Who pays for crooked Britain? False insurance claims are on the rise

In the time it takes to read this article, burglars will break in to five homes in the UK. On top of that, while you read this, about eight or 10 garden sheds or garages will be robbed.

The latest crime statistics reveal that thieves break in to 710,000 homes a year – at a rate of one a minute plus 1.25 million garages and garden buildings.
Although the latest crime figures for the 12 months ending last September show crime is generally on a downward trend, thefts from homes, garages and sheds are up.

  • House break-ins were up by 52,000 (9%)
  • Garden building thefts were up 103,000 (16%)
  • Car crime fell 15%

These crime figures are part of the reason why home and car insurance is rising at such a high rate. Cash-for-crash fraudsters are reckoned to pile about £40 a year on to the cost of every car policy – along with rising problems from drivers without insurance.

A nation of liars and fraudsters

The other big factor pushing up the cost of home insurance is damage from bad weather and broken water pipes.
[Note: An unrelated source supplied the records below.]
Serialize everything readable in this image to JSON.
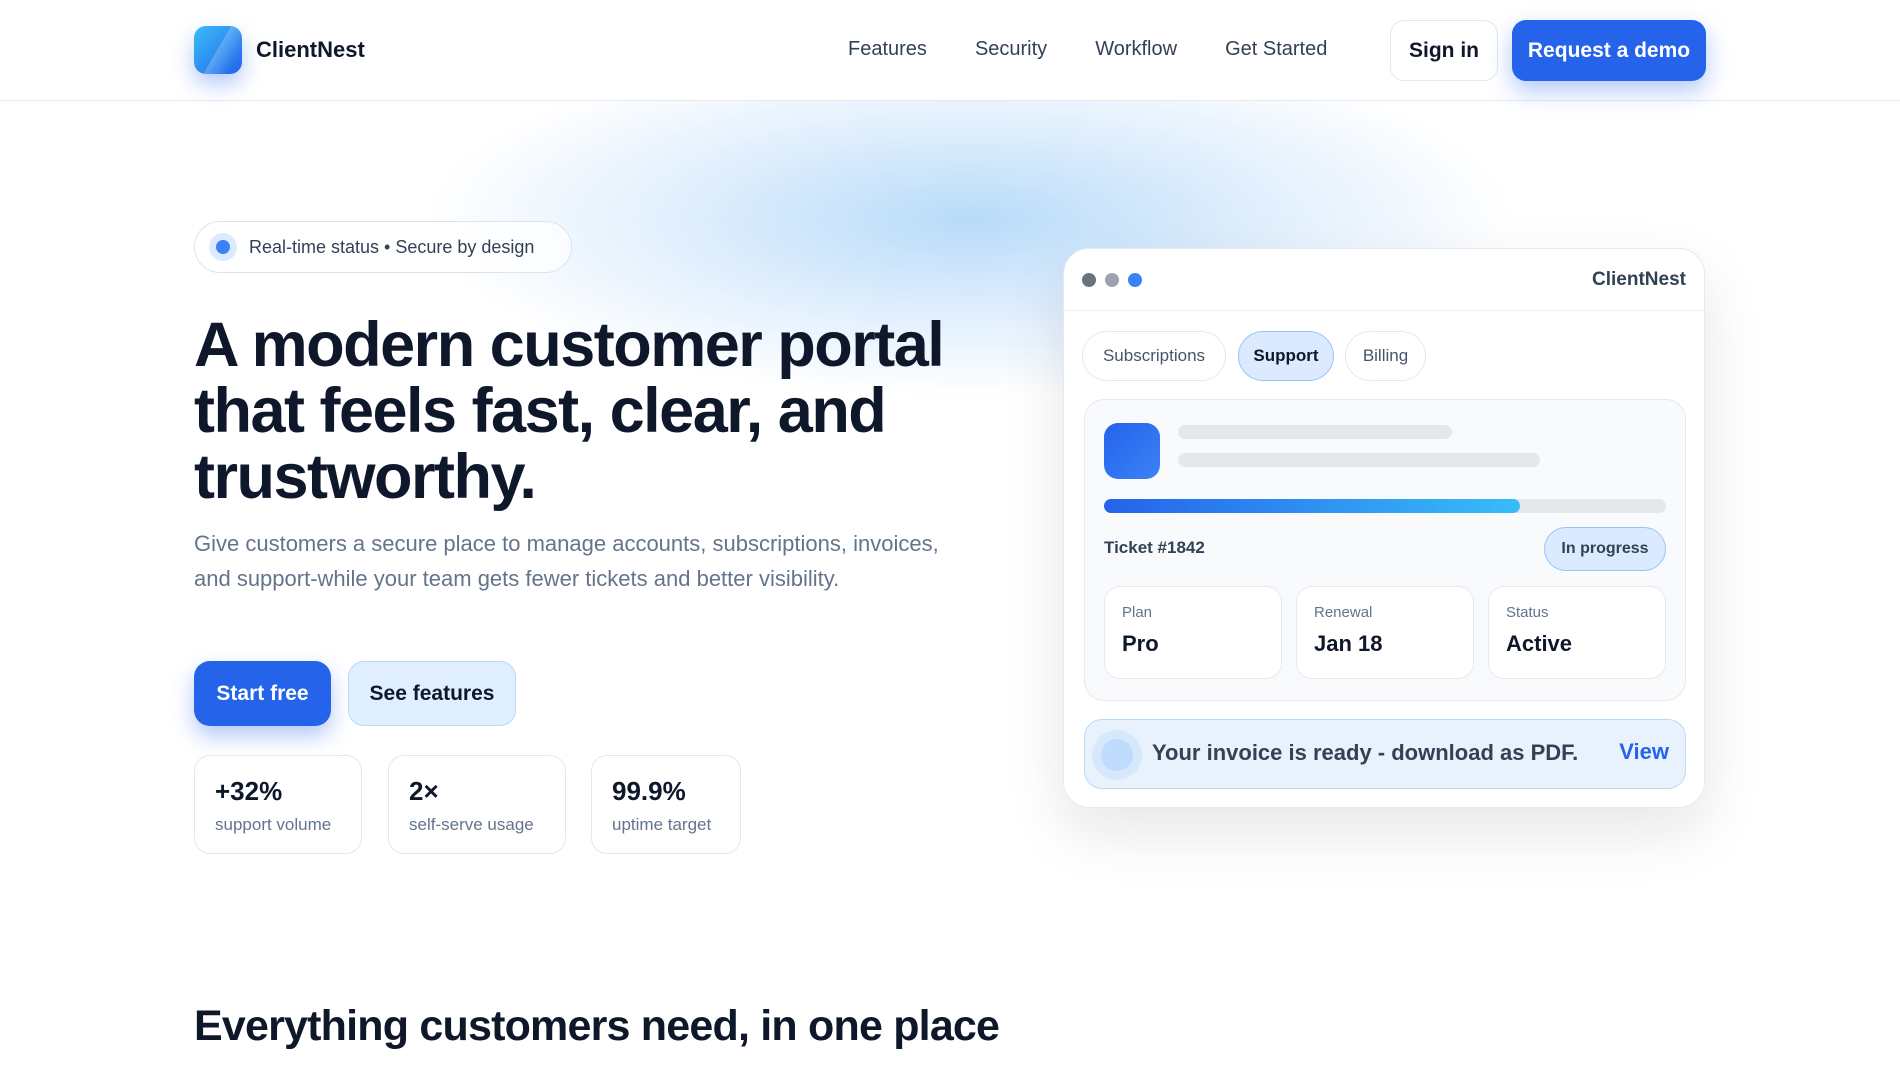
{
  "header": {
    "brand": "ClientNest",
    "nav": [
      "Features",
      "Security",
      "Workflow",
      "Get Started"
    ],
    "signin_label": "Sign in",
    "demo_label": "Request a demo"
  },
  "hero": {
    "pill_text": "Real-time status • Secure by design",
    "headline_lines": [
      "A modern customer portal",
      "that feels fast, clear, and",
      "trustworthy."
    ],
    "lede": "Give customers a secure place to manage accounts, subscriptions, invoices, and support-while your team gets fewer tickets and better visibility.",
    "start_label": "Start free",
    "features_label": "See features",
    "stats": [
      {
        "value": "+32%",
        "label": "support volume"
      },
      {
        "value": "2×",
        "label": "self-serve usage"
      },
      {
        "value": "99.9%",
        "label": "uptime target"
      }
    ]
  },
  "mock": {
    "window_title": "ClientNest",
    "tabs": [
      "Subscriptions",
      "Support",
      "Billing"
    ],
    "active_tab": "Support",
    "progress": 0.74,
    "ticket_label": "Ticket #1842",
    "status": "In progress",
    "tiles": [
      {
        "label": "Plan",
        "value": "Pro"
      },
      {
        "label": "Renewal",
        "value": "Jan 18"
      },
      {
        "label": "Status",
        "value": "Active"
      }
    ],
    "notice_text": "Your invoice is ready - download as PDF.",
    "notice_action": "View"
  },
  "section": {
    "title": "Everything customers need, in one place"
  },
  "colors": {
    "accent": "#2563eb",
    "accent_light": "#dbeafe",
    "text": "#0f172a",
    "muted": "#64748b"
  },
  "icons": {
    "logo": "brand-logo-icon",
    "pill": "status-dot-icon",
    "notice": "info-dot-icon"
  }
}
Some insurers reckon water damage accounts for nearly a third of all home insurance pay outs.

Legal and General is also grumbling that homeowners slipping the odd extra item on the list of damaged possessions is pushing up the cost of settling claims as well.
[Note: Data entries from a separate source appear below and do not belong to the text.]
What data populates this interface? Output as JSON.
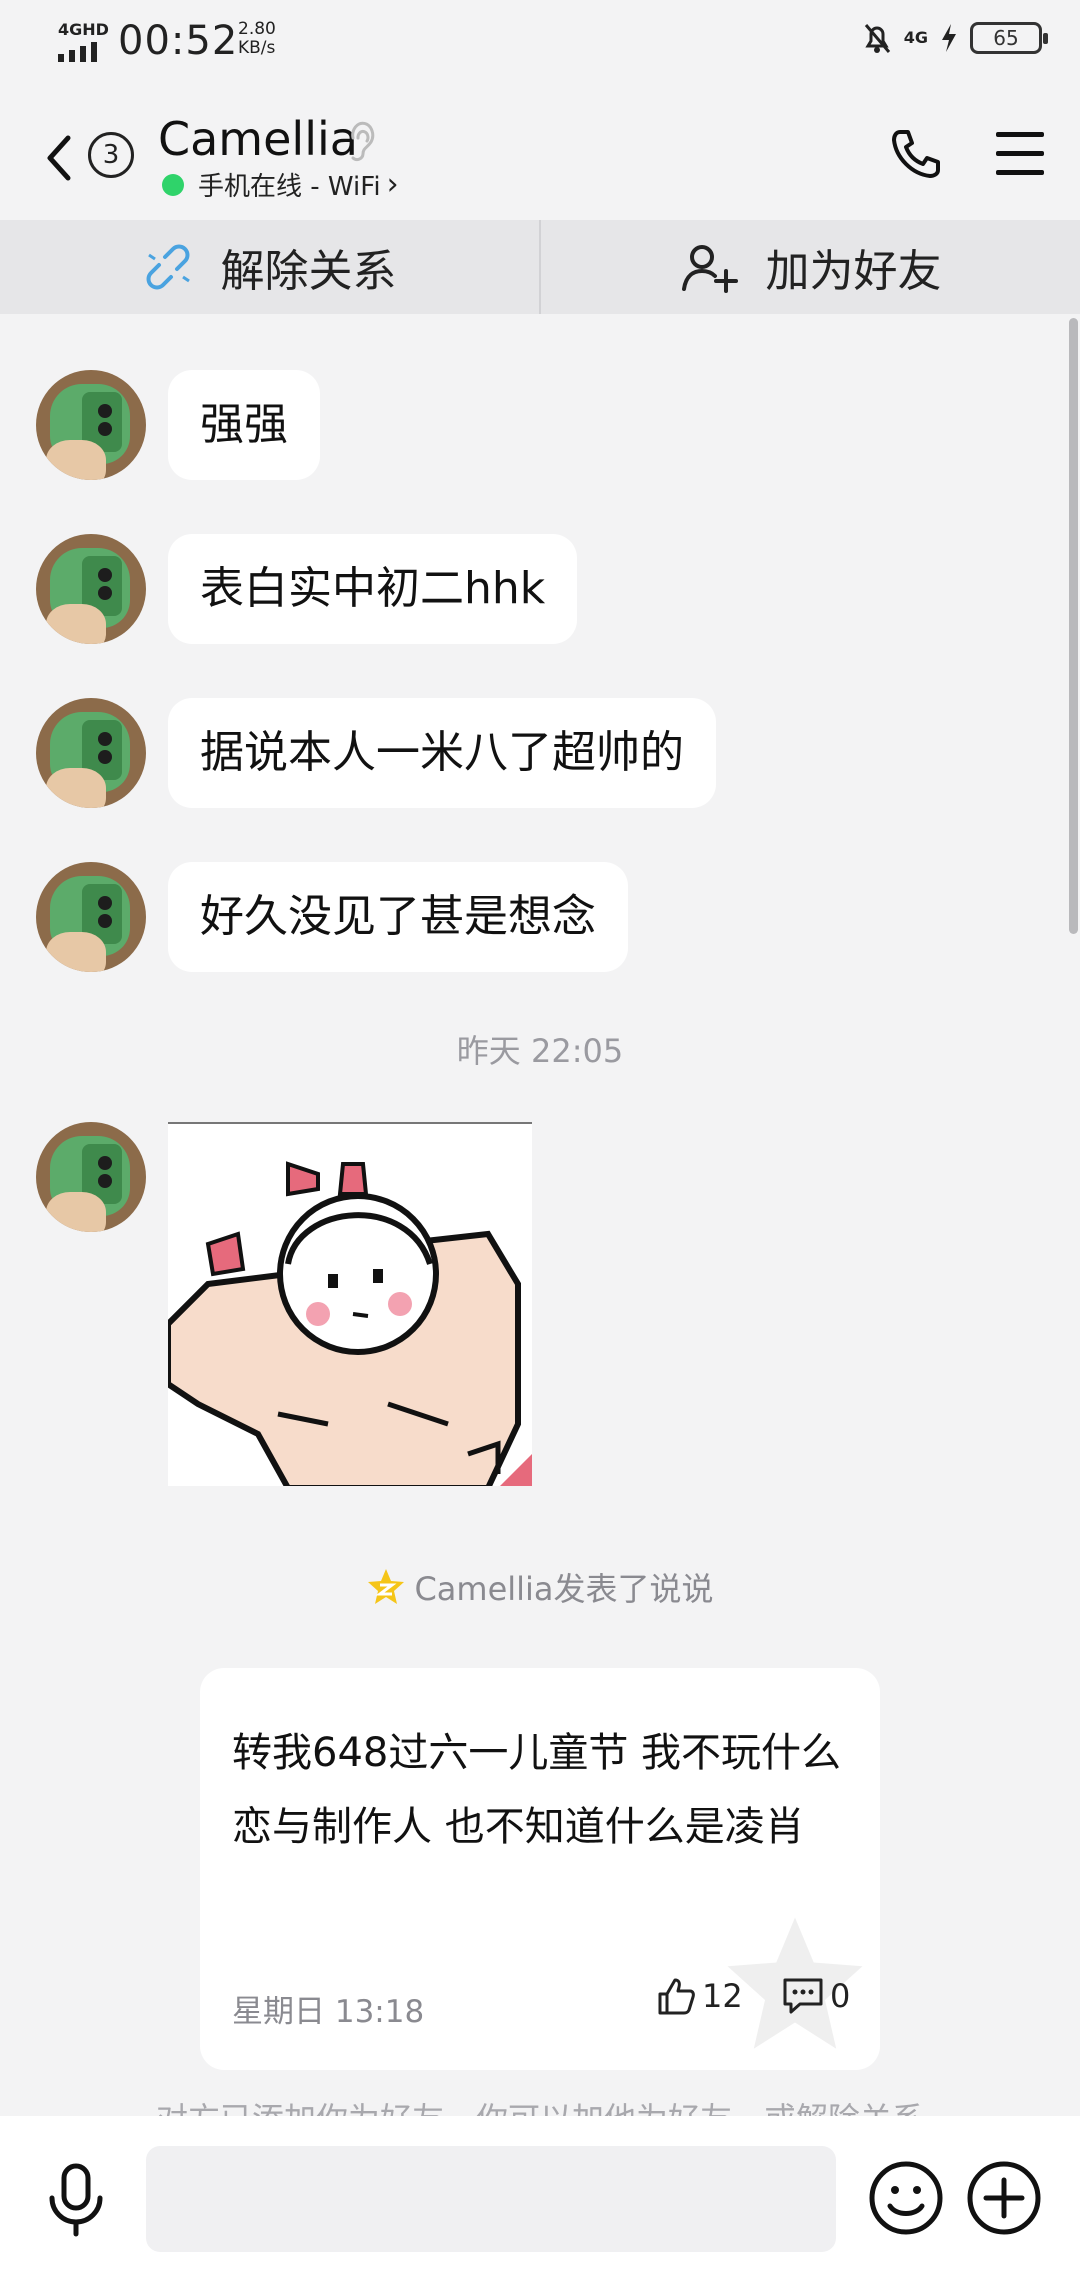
{
  "status_bar": {
    "network": "4GHD",
    "time": "00:52",
    "speed_value": "2.80",
    "speed_unit": "KB/s",
    "network_right": "4G",
    "battery": "65"
  },
  "header": {
    "unread_count": "3",
    "contact_name": "Camellia",
    "status": "手机在线 - WiFi",
    "status_chevron": "›"
  },
  "actions": {
    "remove_label": "解除关系",
    "add_label": "加为好友"
  },
  "messages": [
    {
      "text": "强强"
    },
    {
      "text": "表白实中初二hhk"
    },
    {
      "text": "据说本人一米八了超帅的"
    },
    {
      "text": "好久没见了甚是想念"
    }
  ],
  "timestamp": "昨天 22:05",
  "qzone_note": "Camellia发表了说说",
  "feed": {
    "text": "转我648过六一儿童节 我不玩什么恋与制作人 也不知道什么是凌肖",
    "time": "星期日 13:18",
    "likes": "12",
    "comments": "0"
  },
  "hint": "对方已添加你为好友，你可以加他为好友，或解除关系",
  "icons": {
    "back": "chevron-left-icon",
    "ear": "ear-icon",
    "phone": "phone-icon",
    "menu": "menu-icon",
    "unlink": "unlink-icon",
    "add_user": "add-user-icon",
    "qzone": "qzone-star-icon",
    "like": "thumbs-up-icon",
    "comment": "comment-icon",
    "mic": "microphone-icon",
    "emoji": "emoji-icon",
    "plus": "plus-icon"
  },
  "colors": {
    "online": "#2fd36a",
    "background": "#f3f3f4",
    "bubble": "#ffffff",
    "unlink_icon": "#4aa3e0",
    "qzone_star": "#f5c518"
  }
}
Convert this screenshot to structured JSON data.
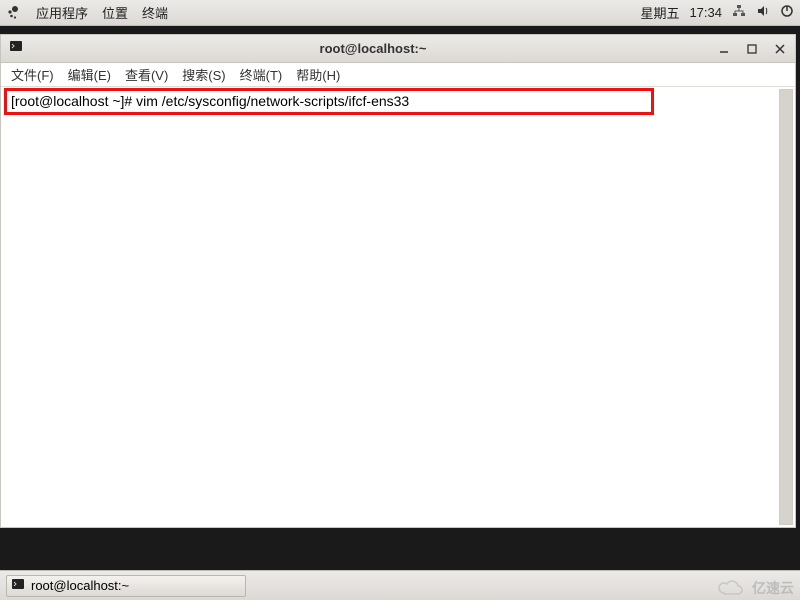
{
  "topbar": {
    "apps": "应用程序",
    "places": "位置",
    "terminal": "终端",
    "day": "星期五",
    "time": "17:34"
  },
  "window": {
    "title": "root@localhost:~"
  },
  "menubar": {
    "file": "文件(F)",
    "edit": "编辑(E)",
    "view": "查看(V)",
    "search": "搜索(S)",
    "terminal": "终端(T)",
    "help": "帮助(H)"
  },
  "terminal": {
    "prompt": "[root@localhost ~]# ",
    "command": "vim /etc/sysconfig/network-scripts/ifcf-ens33"
  },
  "taskbar": {
    "tab_label": "root@localhost:~"
  },
  "watermark": {
    "text": "亿速云"
  }
}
Insurance costs are soaring mainly due to circumstances beyond the average policyholder’s control and are expected to go up again this year by at least another 20%.
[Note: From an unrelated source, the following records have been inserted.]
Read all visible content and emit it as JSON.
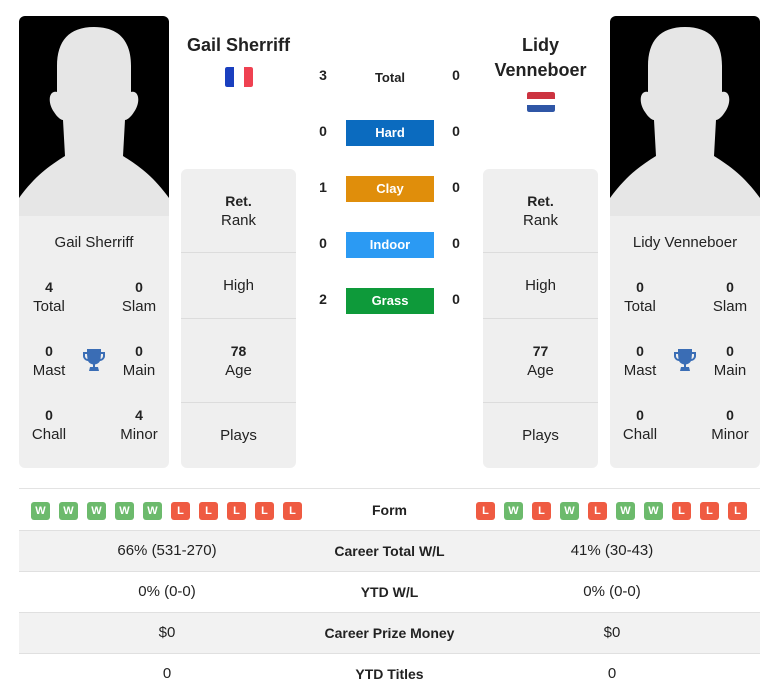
{
  "player1": {
    "name": "Gail Sherriff",
    "card_name": "Gail Sherriff",
    "flag": "France",
    "flag_colors": [
      "#1a3fbf",
      "#ffffff",
      "#ef4151"
    ],
    "titles": {
      "total": {
        "value": "4",
        "label": "Total"
      },
      "slam": {
        "value": "0",
        "label": "Slam"
      },
      "mast": {
        "value": "0",
        "label": "Mast"
      },
      "main": {
        "value": "0",
        "label": "Main"
      },
      "chall": {
        "value": "0",
        "label": "Chall"
      },
      "minor": {
        "value": "4",
        "label": "Minor"
      }
    },
    "rank": {
      "top": "Ret.",
      "bottom": "Rank"
    },
    "high": {
      "label": "High"
    },
    "age": {
      "value": "78",
      "label": "Age"
    },
    "plays": {
      "label": "Plays"
    },
    "form": [
      "W",
      "W",
      "W",
      "W",
      "W",
      "L",
      "L",
      "L",
      "L",
      "L"
    ]
  },
  "player2": {
    "name": "Lidy Venneboer",
    "name_line1": "Lidy",
    "name_line2": "Venneboer",
    "card_name": "Lidy Venneboer",
    "flag": "Netherlands",
    "flag_colors": [
      "#cc3340",
      "#ffffff",
      "#2f56a6"
    ],
    "titles": {
      "total": {
        "value": "0",
        "label": "Total"
      },
      "slam": {
        "value": "0",
        "label": "Slam"
      },
      "mast": {
        "value": "0",
        "label": "Mast"
      },
      "main": {
        "value": "0",
        "label": "Main"
      },
      "chall": {
        "value": "0",
        "label": "Chall"
      },
      "minor": {
        "value": "0",
        "label": "Minor"
      }
    },
    "rank": {
      "top": "Ret.",
      "bottom": "Rank"
    },
    "high": {
      "label": "High"
    },
    "age": {
      "value": "77",
      "label": "Age"
    },
    "plays": {
      "label": "Plays"
    },
    "form": [
      "L",
      "W",
      "L",
      "W",
      "L",
      "W",
      "W",
      "L",
      "L",
      "L"
    ]
  },
  "h2h": {
    "total": {
      "label": "Total",
      "p1": "3",
      "p2": "0"
    },
    "surfaces": [
      {
        "label": "Hard",
        "p1": "0",
        "p2": "0",
        "color": "#0b6bbf"
      },
      {
        "label": "Clay",
        "p1": "1",
        "p2": "0",
        "color": "#e08e0b"
      },
      {
        "label": "Indoor",
        "p1": "0",
        "p2": "0",
        "color": "#2b9af3"
      },
      {
        "label": "Grass",
        "p1": "2",
        "p2": "0",
        "color": "#0e9a3a"
      }
    ]
  },
  "form_label": "Form",
  "comparison": [
    {
      "label": "Career Total W/L",
      "p1": "66% (531-270)",
      "p2": "41% (30-43)"
    },
    {
      "label": "YTD W/L",
      "p1": "0% (0-0)",
      "p2": "0% (0-0)"
    },
    {
      "label": "Career Prize Money",
      "p1": "$0",
      "p2": "$0"
    },
    {
      "label": "YTD Titles",
      "p1": "0",
      "p2": "0"
    }
  ],
  "icons": {
    "trophy": "trophy-icon",
    "photo": "player-silhouette-icon"
  }
}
This will add about £130 to the average cost of comprehensive car insurance, taking the price to £800 a year and about £70 to the average cost of home insurance – pushing the annual premium up to £420.
If insurance companies are to be believed, Britain is becoming a nation of liars and fraudsters with the honest millions footing the bill for the crooks.

To paraphrase Mr Churchill (not the TV dog!) – never was so much paid by so many to cover the dishonesty of so few.